Chapters Twenty-Two – Thirty
So we finally see the origins of narcomancy and just how powerful the fabled Reapers are. These guys are pretty scary and able to take down a whole city with just a thought. And this kind of power is what the Hetawa sees as blasphemy and I can’t much say I blame them on that. Learning this kind of puts the restraint that the Gatherers have to show into perspective. These guys have to maintain a strong level of self-control because they’re just too powerful to not have it.
Ehiru is starting to slip into madness. The reasons for which are actually very well explained and seamlessly flow into the story. I remain impressed by Jemisin’s world building skills and as I’m reading I’m certainly taking notes along the way. I’ve always liked Ehiru throughout this story, but I think I feel like his humanity is being revealed more the closer he edges to a state of being he loathes. It’s a kind of humanity that only a truly empathetic writer would be able to inject into their character. This isn’t to give the author gravitas, but merely a statement of fact. I just don’t think you can write good stories if you don’t have a basic empathy for people.
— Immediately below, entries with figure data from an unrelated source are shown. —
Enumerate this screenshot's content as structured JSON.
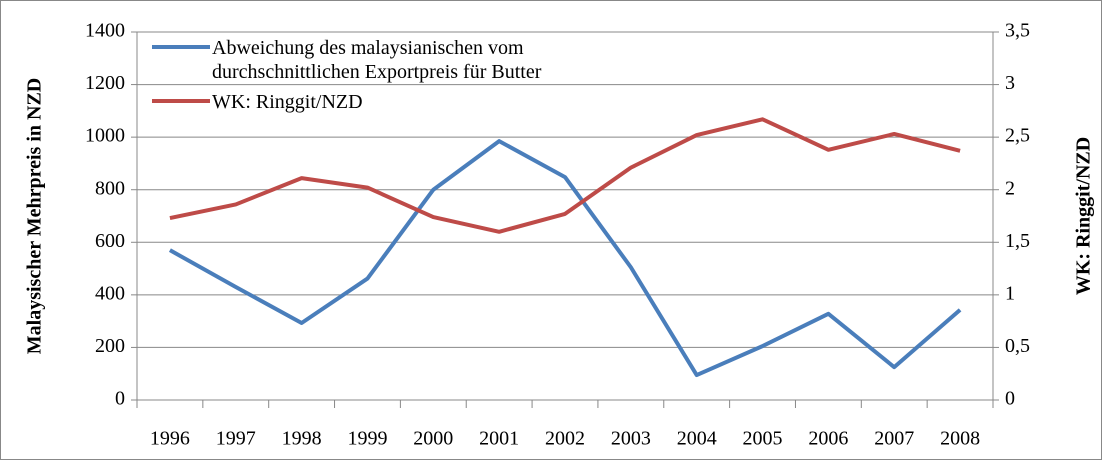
{
  "chart_data": {
    "type": "line",
    "categories": [
      "1996",
      "1997",
      "1998",
      "1999",
      "2000",
      "2001",
      "2002",
      "2003",
      "2004",
      "2005",
      "2006",
      "2007",
      "2008"
    ],
    "series": [
      {
        "name": "Abweichung des malaysianischen vom durchschnittlichen Exportpreis für Butter",
        "color": "#4a7ebb",
        "values": [
          570,
          430,
          293,
          462,
          800,
          985,
          848,
          505,
          95,
          205,
          328,
          125,
          343
        ]
      },
      {
        "name": "WK: Ringgit/NZD",
        "color": "#be4b48",
        "axis": "y2",
        "values": [
          1.73,
          1.86,
          2.11,
          2.02,
          1.74,
          1.6,
          1.77,
          2.21,
          2.52,
          2.67,
          2.38,
          2.53,
          2.37
        ]
      }
    ],
    "ylabel": "Malaysischer Mehrpreis in NZD",
    "y2label": "WK: Ringgit/NZD",
    "ylim": [
      0,
      1400
    ],
    "yticks": [
      0,
      200,
      400,
      600,
      800,
      1000,
      1200,
      1400
    ],
    "y2lim": [
      0,
      3.5
    ],
    "y2ticks": [
      0,
      {
        "value": 0.5,
        "label": "0,5"
      },
      1,
      {
        "value": 1.5,
        "label": "1,5"
      },
      2,
      {
        "value": 2.5,
        "label": "2,5"
      },
      3,
      {
        "value": 3.5,
        "label": "3,5"
      }
    ],
    "grid": true,
    "legend": "upper left"
  }
}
In my mind, this story is really an exploration of the wages of religious devotion and just what it can cost a society and the people within it. The rigidity of life that the Gatherers followed left them wide open for a conspiracy to take place right under their noses. A conspiracy that it doesn’t seem like they’ll be able to stop anymore at this point. It’s definitely a statement on what happens when you close your mind to other points of view. An unwavering world view can allow corruption and decay to happen right in front of you.